Die DiGA muss positive Versorgungseffekte nachweisen. Sollte der Hersteller anfangs noch keine positiven Versorgungseffekte nachweisen können, kann er trotzdem beantragen, dass die digitale Gesundheitsanwendung in das DiGA-Verzeichnis zur Erprobung aufgenommen wird. Mit ausreichender Begründung kann dieser Zeitraum um bis zu 12 weitere Monate verlängert werden. Mehr Informationen dazu gibt es in unserem Leitfaden zur DiGAV.
#3: Die Anwendung wird auf Sicherheit, Funktionstauglichkeit und Qualität geprüft
Da die Anwendung ein Medizinprodukt sein muss, wird dieses Kriterium auf natürliche Weise erfüllt sein. Einen besseren Nachweis von Sicherheit, Funktionstauglichkeit und Qualität als das Medizinprodukte-Gesetz/Medizinprodukte-Verordnung gibt es für Gesundheitsanwendungen aktuell nicht.
#4: Die Anwendung muss Datensicherheit und Datenschutz gewährleisten
Man unterscheidet grundsätzlich zwischen Datensicherheit und Datenschutz. Bei Datensicherheit geht es um technische Schutzvorkehrungen zum Schutz von Daten (vor Viren, Manipulationen, Hackern etc.). Datenschutz beschreibt wie personenbezogene Daten weiterverarbeitet werden können, um vor Missbrauch geschützt zu sein (gesetzlich geregelt).
Bei Datensicherheit und Datenschutz macht das Medizinproduktegesetz und die DSGVO bereits Vorgaben. Das BfArM fragt hier zusätzlich anhand eines Fragebogens konkrete Vorgaben ab, wie sich in der DiGAV einsehen lässt. Spätestens ab 2022 wird sogar eine Zertifizierung gemäß der ISO 27000-Reihe gefordert. Ab 2023 müssen alle DiGA (auch die bereits gelisteten) über ein Datensicherheits-Zertifikat des BSI und ein Datenschutz-Zertifikat verfügen. In diesem Artikel erfahren Sie mehr: Datensicherheits- und Datenschutz-Zertifikate für DiGA
Neben den genannten Kriterien gibt es noch einige weitere Bedingungen, die wir hier nicht näher erläutern. Eine vollständige Liste aller Kriterien finden Sie in unserem Artikel zum Thema “Ist Ihre App eine DiGA?”.

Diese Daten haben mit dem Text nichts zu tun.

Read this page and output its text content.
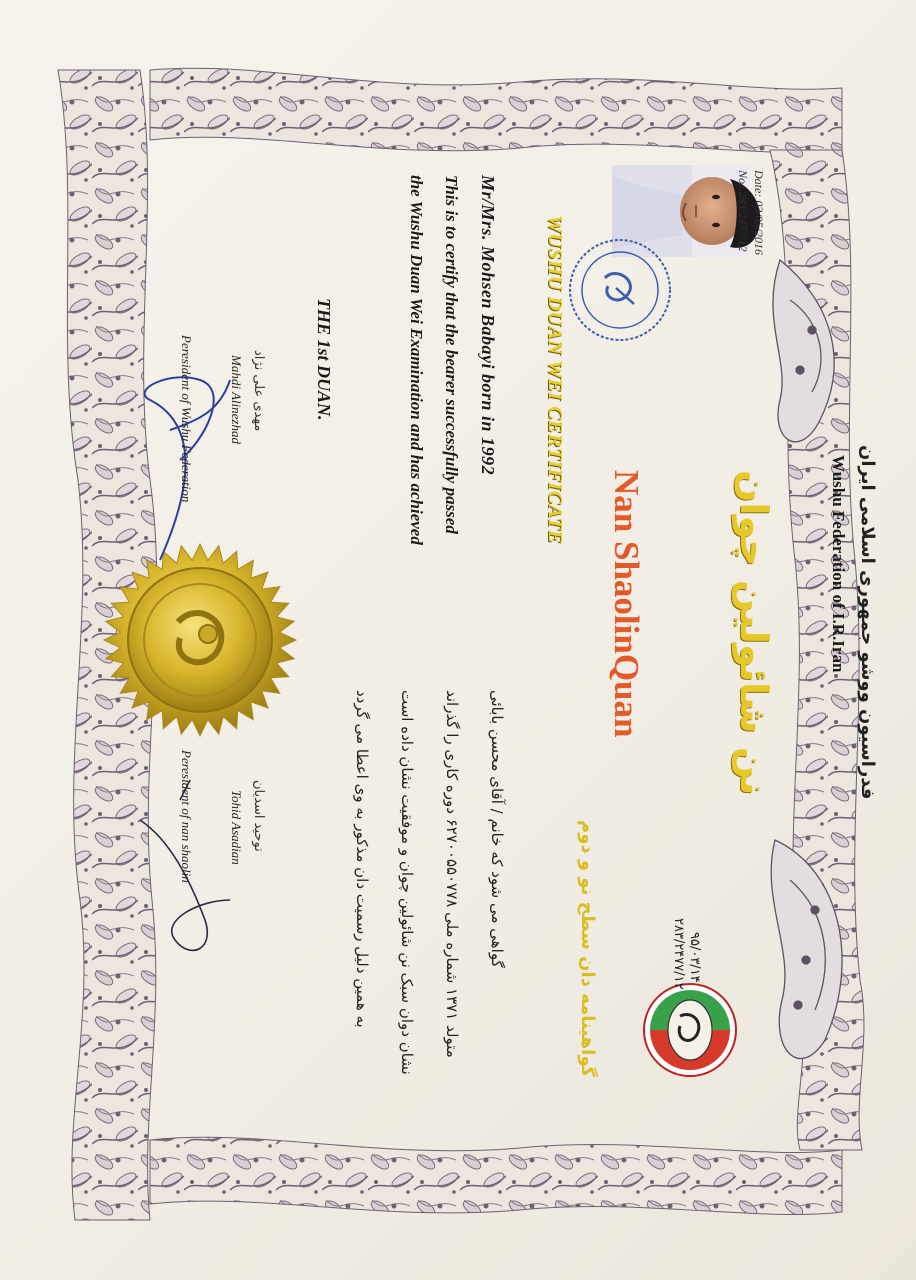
فدراسیون ووشو جمهوری اسلامی ایران
Wushu Federation of I.R.Iran
نن شائولین چوان
Nan ShaolinQuan
WUSHU DUAN WEI CERTIFICATE
گواهینامه دان سطح نو و دوم
Date: 03/05/2016
No: 283/2477/12
Mr/Mrs. Mohsen Babayi born in 1992
This is to certify that the bearer successfully passed
the Wushu Duan Wei Examination and has achieved
THE 1st DUAN.
گواهی می شود که خانم / آقای محسن بابائی
متولد ۱۳۷۱ شماره ملی ۶۲۷۰۰۵۵۰۷۷۸ دوره کاری را گذراند
نشان دوان سبک نن شائولین چوان و موفقیت نشان داده است
به همین دلیل رسمیت دان مذکور به وی اعطا می گردد
مهدی علی نژاد
Mahdi Alinezhad
Peresident of Wushu Federation
توحید اسدیان
Tohid Asadian
Peresident of nan shaolin
۹۵/۰۳/۱۴
۲۸۳/۲۴۷۷/۱۲
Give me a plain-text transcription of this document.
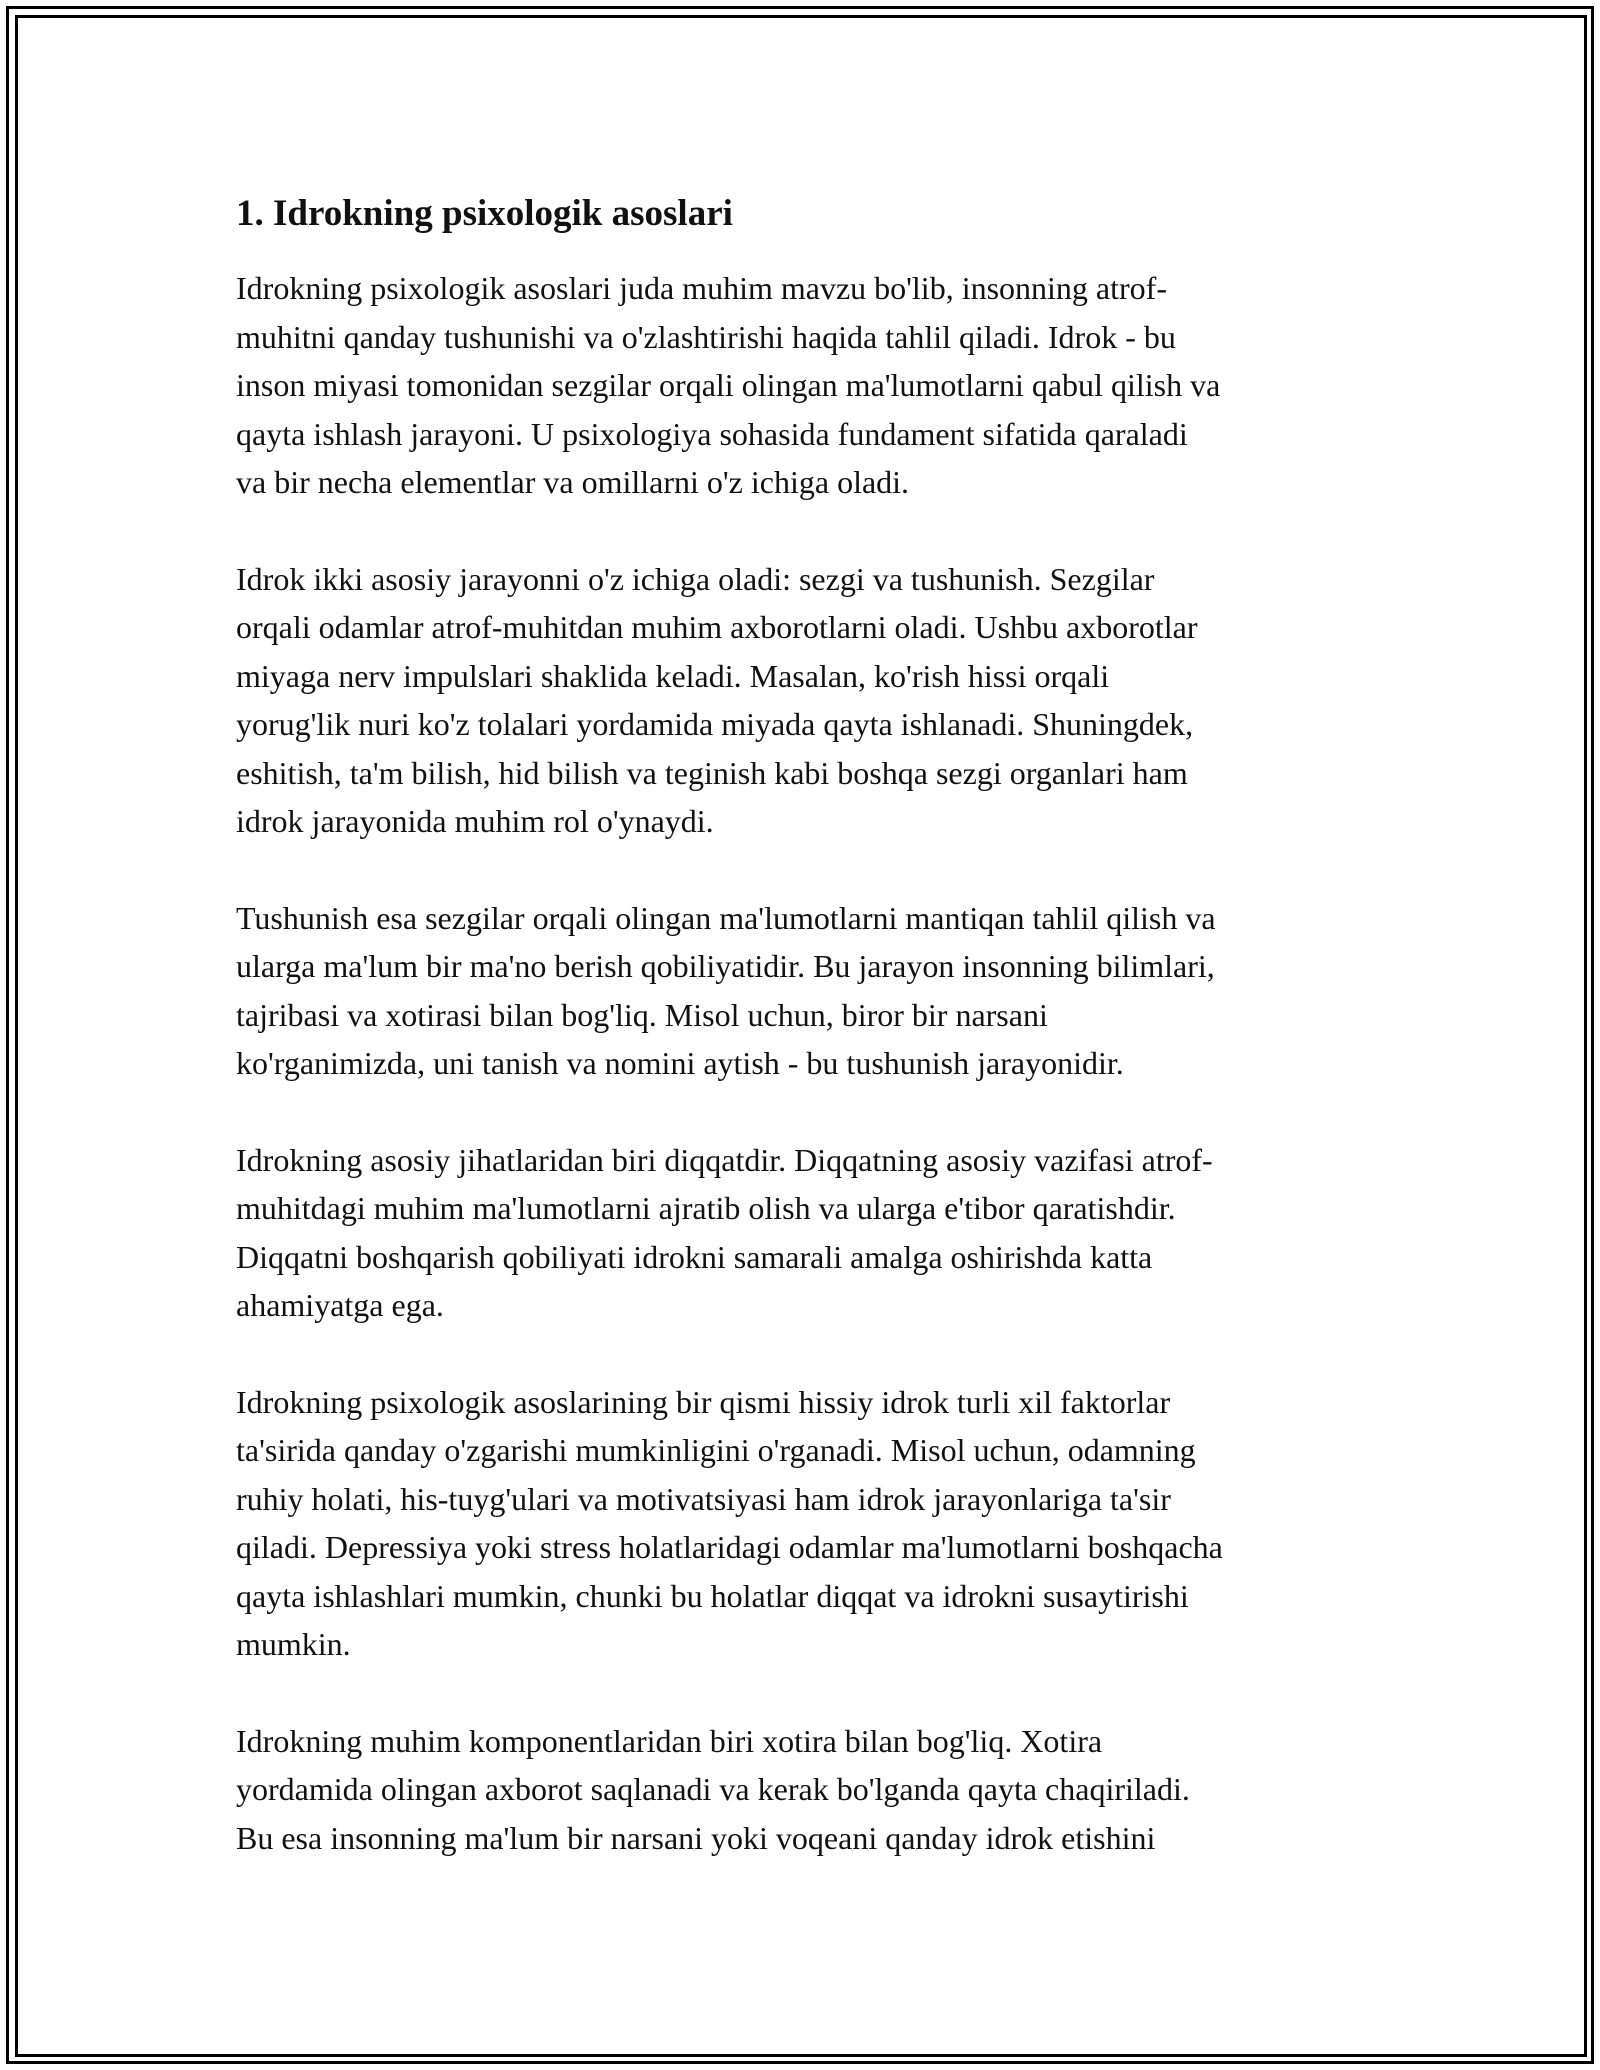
1. Idrokning psixologik asoslari
Idrokning psixologik asoslari juda muhim mavzu bo'lib, insonning atrof-
muhitni qanday tushunishi va o'zlashtirishi haqida tahlil qiladi. Idrok - bu
inson miyasi tomonidan sezgilar orqali olingan ma'lumotlarni qabul qilish va
qayta ishlash jarayoni. U psixologiya sohasida fundament sifatida qaraladi
va bir necha elementlar va omillarni o'z ichiga oladi.
Idrok ikki asosiy jarayonni o'z ichiga oladi: sezgi va tushunish. Sezgilar
orqali odamlar atrof-muhitdan muhim axborotlarni oladi. Ushbu axborotlar
miyaga nerv impulslari shaklida keladi. Masalan, ko'rish hissi orqali
yorug'lik nuri ko'z tolalari yordamida miyada qayta ishlanadi. Shuningdek,
eshitish, ta'm bilish, hid bilish va teginish kabi boshqa sezgi organlari ham
idrok jarayonida muhim rol o'ynaydi.
Tushunish esa sezgilar orqali olingan ma'lumotlarni mantiqan tahlil qilish va
ularga ma'lum bir ma'no berish qobiliyatidir. Bu jarayon insonning bilimlari,
tajribasi va xotirasi bilan bog'liq. Misol uchun, biror bir narsani
ko'rganimizda, uni tanish va nomini aytish - bu tushunish jarayonidir.
Idrokning asosiy jihatlaridan biri diqqatdir. Diqqatning asosiy vazifasi atrof-
muhitdagi muhim ma'lumotlarni ajratib olish va ularga e'tibor qaratishdir.
Diqqatni boshqarish qobiliyati idrokni samarali amalga oshirishda katta
ahamiyatga ega.
Idrokning psixologik asoslarining bir qismi hissiy idrok turli xil faktorlar
ta'sirida qanday o'zgarishi mumkinligini o'rganadi. Misol uchun, odamning
ruhiy holati, his-tuyg'ulari va motivatsiyasi ham idrok jarayonlariga ta'sir
qiladi. Depressiya yoki stress holatlaridagi odamlar ma'lumotlarni boshqacha
qayta ishlashlari mumkin, chunki bu holatlar diqqat va idrokni susaytirishi
mumkin.
Idrokning muhim komponentlaridan biri xotira bilan bog'liq. Xotira
yordamida olingan axborot saqlanadi va kerak bo'lganda qayta chaqiriladi.
Bu esa insonning ma'lum bir narsani yoki voqeani qanday idrok etishini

Wenn die Applikation alle Kriterien erfüllt und vom BfArM akzeptiert wird, erstatten gesetzliche Krankenkassen ein Jahr lang die Kosten der Anwendung. Der Hersteller muss während dieser Zeit nachweisen, ob seine App die Versorgung der Patienten bessert. Nach Ablauf des Jahres wird dann evaluiert, ob die Applikation weiterhin im DiGA-Verzeichnis bleibt oder nicht. Grundsätzlich berät das BfArM auch Unternehmen bezüglich der Aufnahme in das DiGA-Verzeichnis (kostenpflichtig).
Fazit
Das Digitale-Versorgung-Gesetz ist ein wichtiger Schritt, um in Deutschland auch in Zukunft kontinuierliche Innovation im Gesundheitsbereich zu ermöglichen. Die konkreten Bestimmungen sind ein längst überfälliger Schritt, um die Digitalisierung des Gesundheitswesens voran zu treiben.
Die Markteinführung von Gesundheits-Apps wird dadurch nicht nur erleichtert, sondern auch beschleunigt. Das wird es mehr Unternehmen ermöglichen innovative, digitale Produkte auf den Markt zu bringen.
Natürlich ist nicht jede Gesundheits-App sinnvoll. Es ist daher wichtig, dass der Nutzen jeder Gesundheitsanwendung hinterfragt wird. Dass Kassen für Anwendungen zahlen, die keinen Mehrwert für die Behandlung des Patienten bieten, darf nicht die Folge sein.